`lf datasets`

Manage datasets defined for your project—create, upload, process, list, and delete ingestion targets used by RAG.

Subcommands

Command	Description
`lf datasets list`	Show datasets for the current project.
`lf datasets create`	Create a dataset (optionally upload files immediately).
`lf datasets upload`	Upload files to an existing dataset.
`lf datasets process`	Run the ingestion pipeline (parsers, extractors, embeddings).
`lf datasets delete`	Remove a dataset.

Each subcommand accepts the global flags for server resolution and config watching.

lf datasets list

Prints a table containing dataset name, strategy, database, and file count.

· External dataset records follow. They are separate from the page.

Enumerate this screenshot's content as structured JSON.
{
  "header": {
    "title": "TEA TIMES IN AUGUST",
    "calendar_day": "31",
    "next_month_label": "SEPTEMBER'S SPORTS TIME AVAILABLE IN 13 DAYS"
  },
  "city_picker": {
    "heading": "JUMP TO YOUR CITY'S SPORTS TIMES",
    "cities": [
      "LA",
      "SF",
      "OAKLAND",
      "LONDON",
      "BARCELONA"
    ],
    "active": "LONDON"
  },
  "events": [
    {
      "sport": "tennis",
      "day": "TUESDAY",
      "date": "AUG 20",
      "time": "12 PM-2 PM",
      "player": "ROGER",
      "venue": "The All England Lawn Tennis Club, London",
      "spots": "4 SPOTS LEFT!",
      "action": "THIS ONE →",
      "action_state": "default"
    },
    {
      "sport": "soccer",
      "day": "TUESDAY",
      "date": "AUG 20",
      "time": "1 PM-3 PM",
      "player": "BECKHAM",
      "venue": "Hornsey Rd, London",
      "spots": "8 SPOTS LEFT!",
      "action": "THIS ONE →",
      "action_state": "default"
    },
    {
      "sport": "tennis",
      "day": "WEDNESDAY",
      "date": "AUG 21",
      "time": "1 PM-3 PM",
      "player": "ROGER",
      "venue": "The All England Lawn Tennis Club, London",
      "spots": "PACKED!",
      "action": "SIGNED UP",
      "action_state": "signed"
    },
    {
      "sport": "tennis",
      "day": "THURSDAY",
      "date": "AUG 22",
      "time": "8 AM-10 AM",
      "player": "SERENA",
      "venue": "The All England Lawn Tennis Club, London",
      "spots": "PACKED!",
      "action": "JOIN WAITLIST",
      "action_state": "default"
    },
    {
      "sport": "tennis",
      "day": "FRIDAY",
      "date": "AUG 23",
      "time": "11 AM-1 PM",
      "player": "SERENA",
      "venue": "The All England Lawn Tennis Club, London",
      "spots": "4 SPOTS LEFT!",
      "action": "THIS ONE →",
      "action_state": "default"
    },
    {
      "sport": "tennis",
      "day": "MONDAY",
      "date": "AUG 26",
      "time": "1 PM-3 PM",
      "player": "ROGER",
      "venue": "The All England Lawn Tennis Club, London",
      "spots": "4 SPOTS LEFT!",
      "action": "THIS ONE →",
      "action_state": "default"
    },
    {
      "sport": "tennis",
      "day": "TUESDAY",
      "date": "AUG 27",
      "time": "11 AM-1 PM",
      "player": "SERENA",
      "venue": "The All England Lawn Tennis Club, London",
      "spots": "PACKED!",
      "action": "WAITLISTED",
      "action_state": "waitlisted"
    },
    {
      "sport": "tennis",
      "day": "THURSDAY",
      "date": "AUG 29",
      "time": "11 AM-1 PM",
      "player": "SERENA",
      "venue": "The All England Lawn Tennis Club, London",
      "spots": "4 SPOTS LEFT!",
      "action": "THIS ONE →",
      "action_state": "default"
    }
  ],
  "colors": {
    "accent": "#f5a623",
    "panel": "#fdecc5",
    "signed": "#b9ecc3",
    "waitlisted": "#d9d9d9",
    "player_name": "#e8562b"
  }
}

lf datasets create -s <strategy> -b <database> <name> [files...]

Validates that the strategy and database exist in your rag configuration.
Accepts globs and directories for optional initial upload (same semantics as upload).

lf datasets upload <name> <path> [paths...]

lf datasets process <name>

Sends an ingestion job to Celery.
Shows progress dots every 2 seconds when stdout is a TTY.
Reads results and prints chunk counts, parser/extractor usage, and skip reasons (duplicates, errors).

If you see a timeout, the worker may still be processing—wait and re-run. Consult server logs for detailed status.

lf datasets delete <name>

Deletes the dataset and its metadata from the server (stored files remain unless back-end removes them).

Place shared data under datasets in llamafarm.yaml if you want the CLI to sync metadata.
Run lf rag health after processing to ensure embedder/store are healthy.
Combine with lf rag query to verify retrieval quality immediately after ingestion.